For inference workloads, the DGX B200 architecture introduces up to 15 times higher performance compared to the DGX H100. These substantial gains come from architectural refinements that maintain peak performance. The use of FP8 precision minimizes memory overhead and data movement, allowing inference pipelines to execute with significantly higher throughput and a lower energy draw.
The DGX B200 advances scaling capabilities by implementing NVLink 5.0 and NVSwitch 5, doubling the internal communication bandwidth to 1.8TB/s. The system’s enhanced NVLink memory coherence is a major advancement, enabling up to 576 maximum cluster GPUs to share data within a unified memory space. This allows AI training frameworks to treat large GPU clusters as a single memory pool, which improves resource utilization, reduces the need for frequent data replication, and supports faster convergence for complex AI models distributed across multiple nodes.
The Blackwell architecture implements features like fine-grained power gating and advanced support for FP8 precision to significantly improve energy efficiency per operation.

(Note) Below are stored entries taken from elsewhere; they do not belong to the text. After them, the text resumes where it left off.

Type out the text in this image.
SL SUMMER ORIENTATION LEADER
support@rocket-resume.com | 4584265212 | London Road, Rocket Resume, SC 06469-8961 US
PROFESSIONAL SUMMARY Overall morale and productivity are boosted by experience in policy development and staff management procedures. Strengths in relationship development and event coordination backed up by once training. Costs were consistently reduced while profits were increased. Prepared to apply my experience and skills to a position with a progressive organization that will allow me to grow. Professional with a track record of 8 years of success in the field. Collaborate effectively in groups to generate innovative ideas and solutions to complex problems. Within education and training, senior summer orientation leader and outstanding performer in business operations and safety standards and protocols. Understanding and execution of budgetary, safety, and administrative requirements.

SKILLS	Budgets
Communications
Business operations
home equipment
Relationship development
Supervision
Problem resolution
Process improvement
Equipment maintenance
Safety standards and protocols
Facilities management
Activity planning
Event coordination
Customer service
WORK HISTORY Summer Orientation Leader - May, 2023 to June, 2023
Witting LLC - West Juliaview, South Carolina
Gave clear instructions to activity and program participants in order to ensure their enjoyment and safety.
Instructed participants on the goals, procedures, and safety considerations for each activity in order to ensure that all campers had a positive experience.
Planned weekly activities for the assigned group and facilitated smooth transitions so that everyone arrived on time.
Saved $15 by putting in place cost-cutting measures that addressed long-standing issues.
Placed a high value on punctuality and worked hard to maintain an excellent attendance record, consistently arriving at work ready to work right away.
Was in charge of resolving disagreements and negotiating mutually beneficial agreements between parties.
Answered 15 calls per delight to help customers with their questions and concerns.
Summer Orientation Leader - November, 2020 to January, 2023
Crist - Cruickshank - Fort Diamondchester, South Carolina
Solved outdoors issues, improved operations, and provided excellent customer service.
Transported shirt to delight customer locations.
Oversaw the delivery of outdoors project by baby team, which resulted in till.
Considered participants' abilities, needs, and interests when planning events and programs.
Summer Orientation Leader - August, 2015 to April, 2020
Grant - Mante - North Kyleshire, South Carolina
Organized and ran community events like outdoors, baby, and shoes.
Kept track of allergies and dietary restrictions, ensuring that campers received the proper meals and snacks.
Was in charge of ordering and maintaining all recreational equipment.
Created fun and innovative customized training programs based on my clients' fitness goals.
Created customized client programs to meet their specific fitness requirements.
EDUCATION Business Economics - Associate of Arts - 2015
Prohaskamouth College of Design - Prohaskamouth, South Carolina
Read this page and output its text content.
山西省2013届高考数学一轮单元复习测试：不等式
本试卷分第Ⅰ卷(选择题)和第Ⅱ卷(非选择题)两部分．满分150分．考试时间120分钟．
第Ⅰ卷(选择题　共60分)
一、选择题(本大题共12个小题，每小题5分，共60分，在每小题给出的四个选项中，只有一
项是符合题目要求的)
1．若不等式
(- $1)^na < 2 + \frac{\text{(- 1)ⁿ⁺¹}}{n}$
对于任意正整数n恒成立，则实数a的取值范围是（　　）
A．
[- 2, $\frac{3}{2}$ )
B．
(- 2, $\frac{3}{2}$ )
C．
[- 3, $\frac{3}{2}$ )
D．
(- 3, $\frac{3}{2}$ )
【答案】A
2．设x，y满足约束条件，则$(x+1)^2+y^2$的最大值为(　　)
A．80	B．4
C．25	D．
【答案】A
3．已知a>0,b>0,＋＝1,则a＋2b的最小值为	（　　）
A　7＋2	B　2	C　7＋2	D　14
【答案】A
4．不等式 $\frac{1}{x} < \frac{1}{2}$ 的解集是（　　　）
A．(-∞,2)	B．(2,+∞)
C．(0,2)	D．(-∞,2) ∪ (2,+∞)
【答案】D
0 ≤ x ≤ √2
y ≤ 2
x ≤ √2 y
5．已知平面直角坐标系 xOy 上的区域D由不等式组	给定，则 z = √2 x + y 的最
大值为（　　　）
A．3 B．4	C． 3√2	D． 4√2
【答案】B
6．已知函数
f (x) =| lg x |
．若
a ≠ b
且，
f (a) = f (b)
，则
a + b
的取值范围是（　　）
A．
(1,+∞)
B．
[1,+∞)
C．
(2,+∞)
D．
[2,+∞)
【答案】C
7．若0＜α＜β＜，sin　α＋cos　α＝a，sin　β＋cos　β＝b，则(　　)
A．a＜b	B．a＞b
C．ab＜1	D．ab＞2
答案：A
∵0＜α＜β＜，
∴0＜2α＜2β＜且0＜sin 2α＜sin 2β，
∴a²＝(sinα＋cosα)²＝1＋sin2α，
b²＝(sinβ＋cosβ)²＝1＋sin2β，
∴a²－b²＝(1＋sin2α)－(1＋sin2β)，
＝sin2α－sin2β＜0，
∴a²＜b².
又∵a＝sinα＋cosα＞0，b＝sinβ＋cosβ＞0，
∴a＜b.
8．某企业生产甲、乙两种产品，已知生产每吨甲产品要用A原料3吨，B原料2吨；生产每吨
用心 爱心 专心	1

Early data suggests Blackwell achieves about 1.7× better efficiency than Hopper when normalized to FP16 workloads, and the DGX B200 offers up to 30x better power efficiency for inference compared to the DGX H100 baseline. Since the DGX B200 delivers higher throughput and better per-watt efficiency, it reduces the electricity and cooling costs per model training or inference cycle, ensuring that energy metrics contribute to a lower operational expenditure over time.
The DGX H200 is considered an incremental evolution of the Hopper line, introducing features like HBM3e memory to bridge the gap between earlier Hopper systems and the newer Blackwell generation. While the H200 offers improved memory bandwidth and communication, the DGX B200 marks a true generational shift in scaling, architecture, and performance. With NVLink 5.0 and enhanced memory coherence, the B200 is better suited for the largest AI workloads, such as foundation model training and multimodal AI. Organizations launching new infrastructure often find it justifiable to move directly to the DGX B200 due to its superior suitability for longer-term demands, making the TCO benefits potentially outweigh the adoption of the intermediate H200 tier.